The President of the Open Dialogue Foundation, Lyudmyla Kozlovska, posted on her Facebook page new information about the former Prosecutor General of Ukraine from the times of Yanukovych, Victor Pshonka. It turns out that Pshonka, who has been in hiding for nearly a year now – suspected of many offences, including numerous abuses during the Maidan protests – has been receiving a special pension until now.
A response to the information was also provided by the deputy to Ukraine’s Verkhhovna Rada Jehor Sobolev (currently Chairman of the Parliamentary Committee on Preventing and Combating Corruption, and one of the initiators of the lustration in Ukraine), who made a parliamentary inquiry with the Ukrainian Pension Fund and Ukraine’s Prosecutor’s General Office to request details of the procedure which was followed in respect to Pshonka’s pension and the extent, type and legal grounds for his retirement benefit.
In accordance with Ukrainian legislation, the special pension is denied, amongst other things, in the case of a dismissal from work on disciplinary grounds. In fact, being Yanukovych’s right hand man, Pshonka subordinated the whole of the prosecutor’s office to the authoritarian regime. And in that connection, we ask: is a pension paid to those who commit a regular breach of the rules? Instead of doing away with the overthrown regime, the new Ukrainian authorities seem to be showing him favour. Recently, the former head of a faction in the Party of the Regions, Yefremov, has recently been released, and the cases opened against three employees of the Berkhut (one of whom has escaped) have been protracted and extended.
Shokin, the new Prosecutor General – considered to be Poroshenko’s man – has a lot to do. He started his term of office vigorously, thus supressing the wave of criticism against his nomination. However, firm, systematic action is needed – only by such means can Shokin prove which side he is on. His responsibilities also include holding his predecessors accountable.

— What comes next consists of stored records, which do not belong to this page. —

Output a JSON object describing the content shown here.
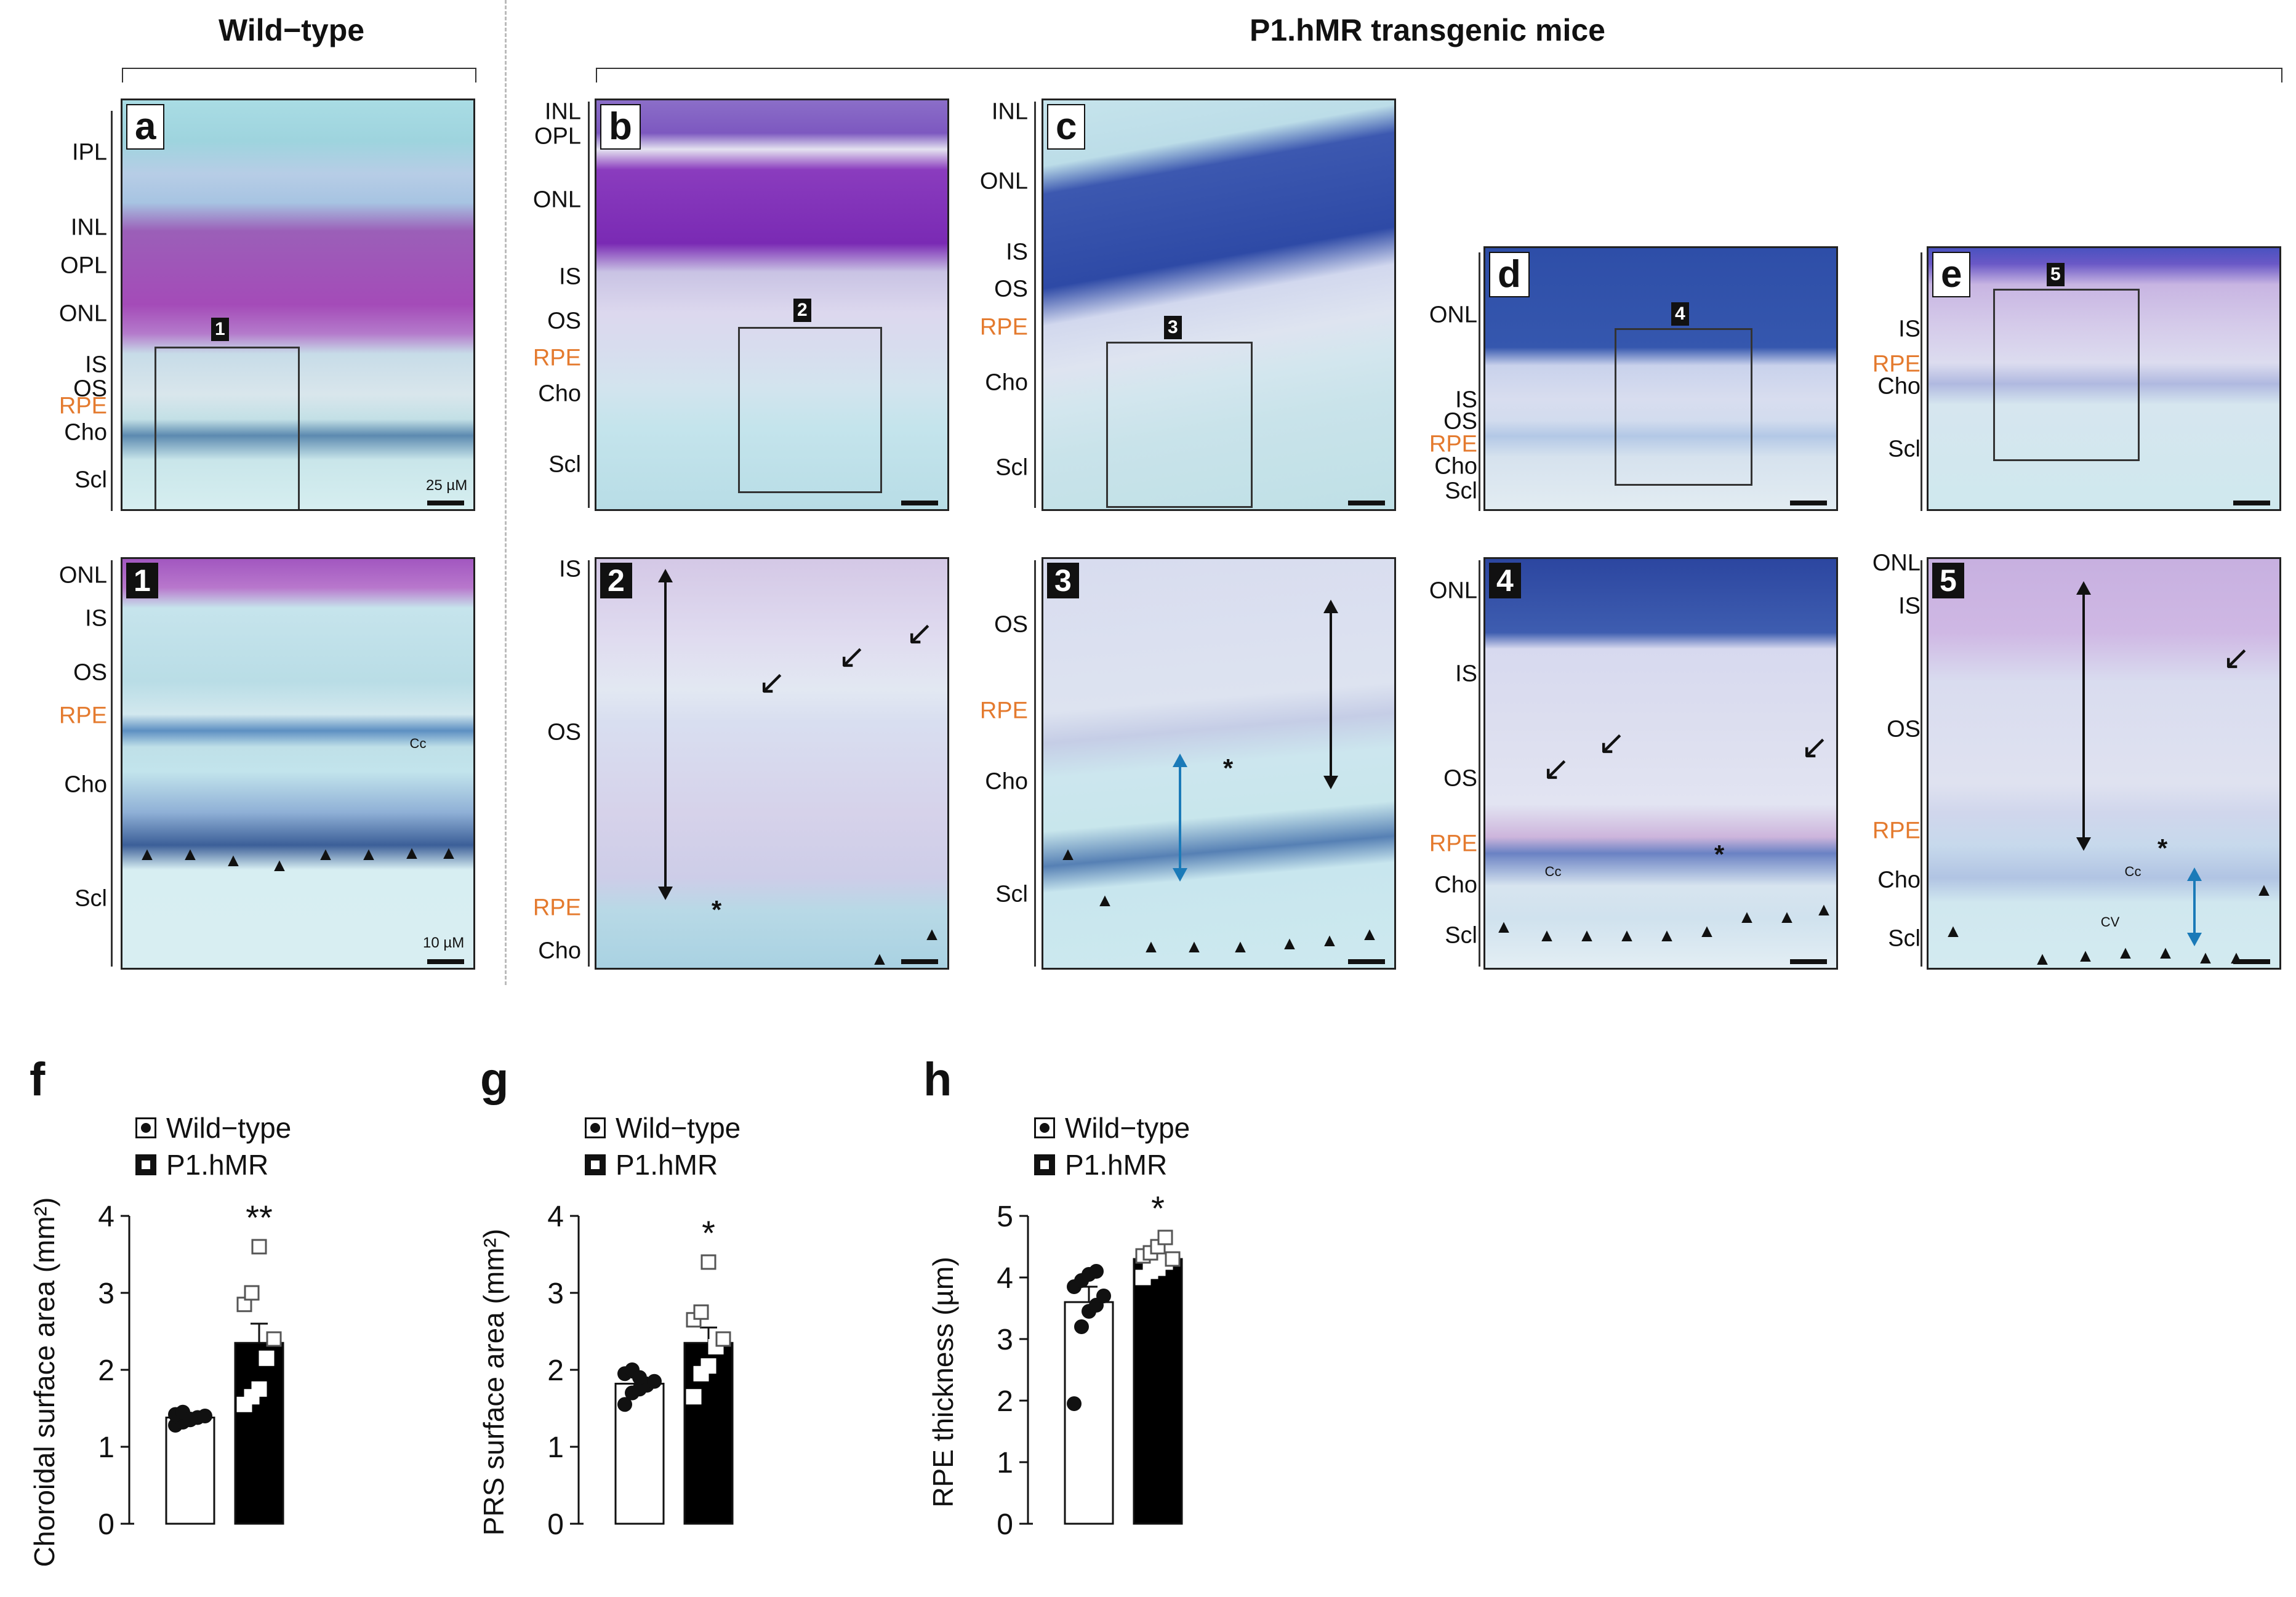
{
  "headers": {
    "wildtype": "Wild−type",
    "transgenic": "P1.hMR transgenic mice"
  },
  "panels_top": [
    {
      "id": "a",
      "label": "a",
      "layers": [
        "IPL",
        "INL",
        "OPL",
        "ONL",
        "IS",
        "OS",
        "RPE",
        "Cho",
        "Scl"
      ],
      "box": "1",
      "scale": "25 µM"
    },
    {
      "id": "b",
      "label": "b",
      "layers": [
        "INL",
        "OPL",
        "ONL",
        "IS",
        "OS",
        "RPE",
        "Cho",
        "Scl"
      ],
      "box": "2"
    },
    {
      "id": "c",
      "label": "c",
      "layers": [
        "INL",
        "ONL",
        "IS",
        "OS",
        "RPE",
        "Cho",
        "Scl"
      ],
      "box": "3"
    },
    {
      "id": "d",
      "label": "d",
      "layers": [
        "ONL",
        "IS",
        "OS",
        "RPE",
        "Cho",
        "Scl"
      ],
      "box": "4"
    },
    {
      "id": "e",
      "label": "e",
      "layers": [
        "IS",
        "RPE",
        "Cho",
        "Scl"
      ],
      "box": "5"
    }
  ],
  "panels_bottom": [
    {
      "id": "1",
      "label": "1",
      "layers": [
        "ONL",
        "IS",
        "OS",
        "RPE",
        "Cho",
        "Scl"
      ],
      "scale": "10 µM",
      "cc": "Cc"
    },
    {
      "id": "2",
      "label": "2",
      "layers": [
        "IS",
        "OS",
        "RPE",
        "Cho"
      ]
    },
    {
      "id": "3",
      "label": "3",
      "layers": [
        "OS",
        "RPE",
        "Cho",
        "Scl"
      ]
    },
    {
      "id": "4",
      "label": "4",
      "layers": [
        "ONL",
        "IS",
        "OS",
        "RPE",
        "Cho",
        "Scl"
      ],
      "cc": "Cc"
    },
    {
      "id": "5",
      "label": "5",
      "layers": [
        "ONL",
        "IS",
        "OS",
        "RPE",
        "Cho",
        "Scl"
      ],
      "cc": "Cc",
      "cv": "CV"
    }
  ],
  "legend": {
    "wildtype": "Wild−type",
    "p1hmr": "P1.hMR"
  },
  "chart_data": [
    {
      "type": "bar",
      "panel": "f",
      "ylabel": "Choroidal surface area (mm²)",
      "categories": [
        "Wild−type",
        "P1.hMR"
      ],
      "values": [
        1.38,
        2.35
      ],
      "error": [
        0.05,
        0.25
      ],
      "ylim": [
        0,
        4
      ],
      "yticks": [
        0,
        1,
        2,
        3,
        4
      ],
      "significance": "**",
      "points": [
        [
          1.28,
          1.32,
          1.35,
          1.38,
          1.4,
          1.42,
          1.45,
          1.36
        ],
        [
          1.55,
          1.65,
          1.75,
          2.15,
          2.4,
          2.85,
          3.0,
          3.6
        ]
      ]
    },
    {
      "type": "bar",
      "panel": "g",
      "ylabel": "PRS surface area (mm²)",
      "categories": [
        "Wild−type",
        "P1.hMR"
      ],
      "values": [
        1.82,
        2.35
      ],
      "error": [
        0.08,
        0.2
      ],
      "ylim": [
        0,
        4
      ],
      "yticks": [
        0,
        1,
        2,
        3,
        4
      ],
      "significance": "*",
      "points": [
        [
          1.55,
          1.7,
          1.75,
          1.8,
          1.85,
          1.95,
          2.0,
          1.9
        ],
        [
          1.65,
          1.95,
          2.05,
          2.3,
          2.4,
          2.65,
          2.75,
          3.4
        ]
      ]
    },
    {
      "type": "bar",
      "panel": "h",
      "ylabel": "RPE thickness (µm)",
      "categories": [
        "Wild−type",
        "P1.hMR"
      ],
      "values": [
        3.6,
        4.3
      ],
      "error": [
        0.25,
        0.1
      ],
      "ylim": [
        0,
        5
      ],
      "yticks": [
        0,
        1,
        2,
        3,
        4,
        5
      ],
      "significance": "*",
      "points": [
        [
          1.95,
          3.2,
          3.45,
          3.55,
          3.7,
          3.85,
          3.95,
          4.05,
          4.1
        ],
        [
          4.0,
          4.1,
          4.15,
          4.25,
          4.3,
          4.35,
          4.4,
          4.5,
          4.65
        ]
      ]
    }
  ],
  "colors": {
    "rpe_label": "#e47a2e",
    "blue_arrow": "#1a7ab8",
    "bar_wt": "#ffffff",
    "bar_tg": "#000000"
  }
}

Let us recall an issue which remained unsettled for a long time in Poland related to the exceptionally high retirement pensions of former Security Service employees which were in stark contrast to the low pensions of the members of the former anti-Communist opposition. This would appear to be very similar to the situation regarding the pensions of former officials of the Ukrainian regime and the problems faced by the families of soldiers who perished in the ATO zone in getting their allowances.